Une fouille au bulldozer

« Pour des archéologues, effectuer des fouilles revient à détruire une grande partie des découvertes », c’est ce qu’on peut lire inscrit sur le panneau installé devant le chantier de la basilique Saint Sernin du centre-ville de Toulouse. La Mairie se permet de vouloir se passer de la recherche archéologique, pourtant obligatoire dans ce type de cas, sur le chantier entourant la cathédrale de Toulouse en mettant en avant le potentiel destructeur de ces recherches. Si on ne peut pas nier que l’archéologie moderne est responsable de la destruction et de la perte de certains objets précieux par manque de considération ou par souci de rendement, il est un peu fort de chercher à faire croire que des bulldozers balayant le site "à l’aveugle" auront un rendement moins destructeur. En effet, la mairie avance qu’elle continuera de faire ses travaux en postant des « agents spécialisés dans le suivi archéologique » pour empêcher la destruction d’objets ou biens archéologiques pendant que les bulldozers des concessionnaires feront bien attention de ne pas détruire des objets sous leurs grosses roues. Un argumentaire pour le moins ridicule.

« Une rayonnement mondial »

La mairie de Toulouse s’expose donc à des poursuites judiciaires pour avoir enfreint les codes de préservation du patrimoine, pour faire avancer plus rapidement les fouilles lui permettant de faire concourir la ville pour inscrire le site au patrimoine mondial de l’UNESCO le plus vite possible. On touche là au réel objectif de la mise en route rapide du chantier. Celui de l’obtention d’un label valorisant la ville, dans la perspective d’une hausse de la fréquentation touristique. Peu importe donc qu’une grande partie du dit patrimoine soit détruite. A ce titre, les fouilles n’ont même pas été prévues dans le plan d’aménagement de la place Sain Sernin présenté en septembre 2016 aux habitants de la ville.

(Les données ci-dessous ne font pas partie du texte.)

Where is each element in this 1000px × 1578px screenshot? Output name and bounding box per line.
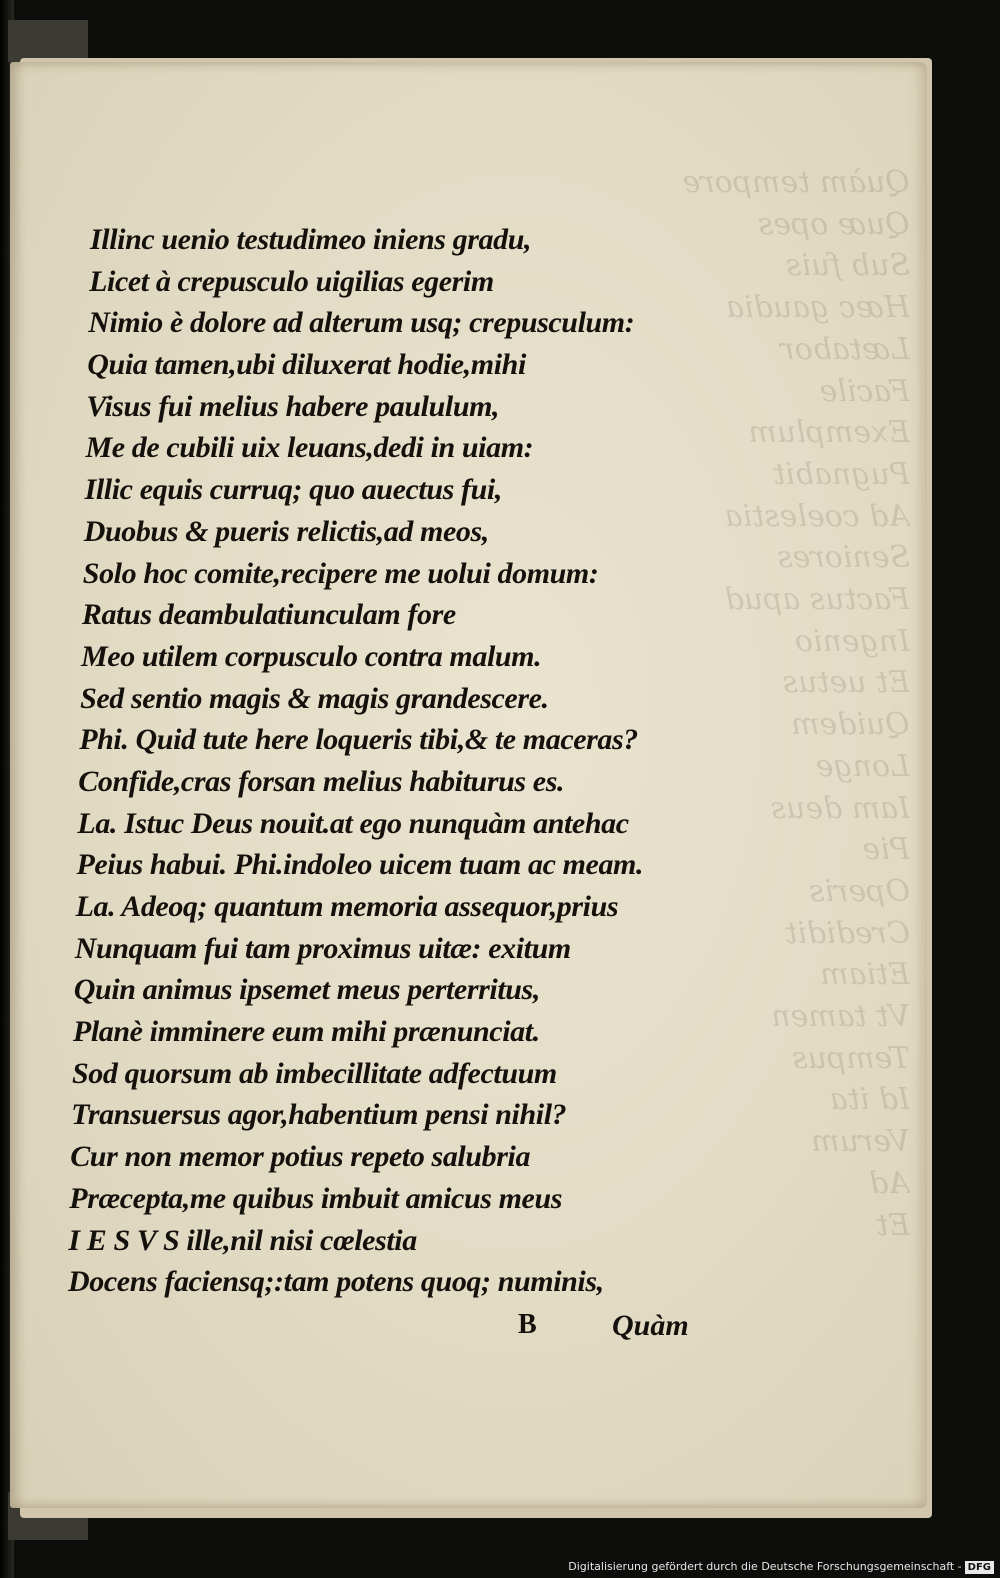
verse-line: Solo hoc comite,recipere me uolui domum: [82, 556, 599, 590]
verse-line: La. Istuc Deus nouit.at ego nunquàm antehac [77, 806, 629, 840]
binding-top [8, 20, 88, 62]
verse-line: Nunquam fui tam proximus uitæ: exitum [74, 931, 571, 965]
verse-line: Visus fui melius habere paululum, [86, 389, 500, 423]
verse-line: Sed sentio magis & magis grandescere. [80, 681, 549, 715]
signature-mark: B [518, 1309, 537, 1340]
verse-line: Transuersus agor,habentium pensi nihil? [71, 1098, 567, 1132]
verse-line: Ratus deambulatiunculam fore [81, 598, 456, 632]
book-page [10, 62, 927, 1508]
verse-line: Meo utilem corpusculo contra malum. [81, 639, 542, 673]
page-footer [10, 1309, 927, 1349]
dfg-logo: DFG [965, 1561, 994, 1574]
verse-line: Sod quorsum ab imbecillitate adfectuum [72, 1056, 557, 1090]
verse-line: Docens faciensq;:tam potens quoq; numinis, [68, 1265, 604, 1299]
verse-line: Illic equis curruq; quo auectus fui, [84, 473, 502, 507]
credit-text: Digitalisierung gefördert durch die Deutsche Forschungsgemeinschaft - [568, 1560, 962, 1573]
verse-text [68, 219, 748, 1303]
verse-line: Nimio è dolore ad alterum usq; crepusculum: [88, 306, 635, 340]
verse-line: Confide,cras forsan melius habiturus es. [78, 764, 565, 798]
verse-line: Phi. Quid tute here loqueris tibi,& te maceras? [79, 723, 638, 757]
verse-line: Quia tamen,ubi diluxerat hodie,mihi [87, 348, 526, 382]
verse-line: Duobus & pueris relictis,ad meos, [83, 514, 489, 548]
verse-line: Cur non memor potius repeto salubria [70, 1140, 531, 1174]
verse-line: Peius habui. Phi.indoleo uicem tuam ac meam. [76, 848, 644, 882]
show-through-text: Quàm tempore Q​uæ ​opes Sub ​fuis Hæc gaudia Lætabor Facile Exemplum Pugnabit Ad coelestia Seniores Factus apud Ingenio Et uetus Quidem Longe Iam deus Pie Operis Credidit Etiam Vt tamen Tempus Id ita Verum Ad Et [682, 165, 910, 1243]
verse-line: Illinc uenio testudimeo iniens gradu, [90, 223, 532, 256]
verse-line: I E S V S ille,nil nisi cœlestia [68, 1223, 417, 1257]
catchword: Quàm [612, 1309, 689, 1342]
digitization-credit [568, 1559, 994, 1575]
verse-line: Me de cubili uix leuans,dedi in uiam: [85, 431, 534, 465]
verse-line: Quin animus ipsemet meus perterritus, [73, 973, 540, 1007]
verse-line: Licet à crepusculo uigilias egerim [89, 264, 494, 298]
verse-line: La. Adeoq; quantum memoria assequor,prius [75, 890, 619, 923]
verse-line: Præcepta,me quibus imbuit amicus meus [69, 1181, 563, 1215]
verse-line: Planè imminere eum mihi prænunciat. [72, 1015, 540, 1049]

Par soucis de rendre le site attractif (et donc lucratif) le plus rapidement possible, la mairie de Toulouse entend donc sacrifier un patrimoine à la valeur culturelle inestimable. Mais ne nous y trompons pas, l’archéologie moderne est aussi traversée de logiques économiques visant la rentabilité maximisée. C’est pourquoi il est indispensable d’affirmer que les vestiges font partie du patrimoine commun, et que les fouilles archéologiques doivent dépendre d’un service public débarrassé des contraintes économiques pour éviter la destruction de pans entiers de l’Histoire. Dans la même logique, le fruit de ces recherches doit être disponible à toutes et tous, et donc être exposé gratuitement dans les Musées.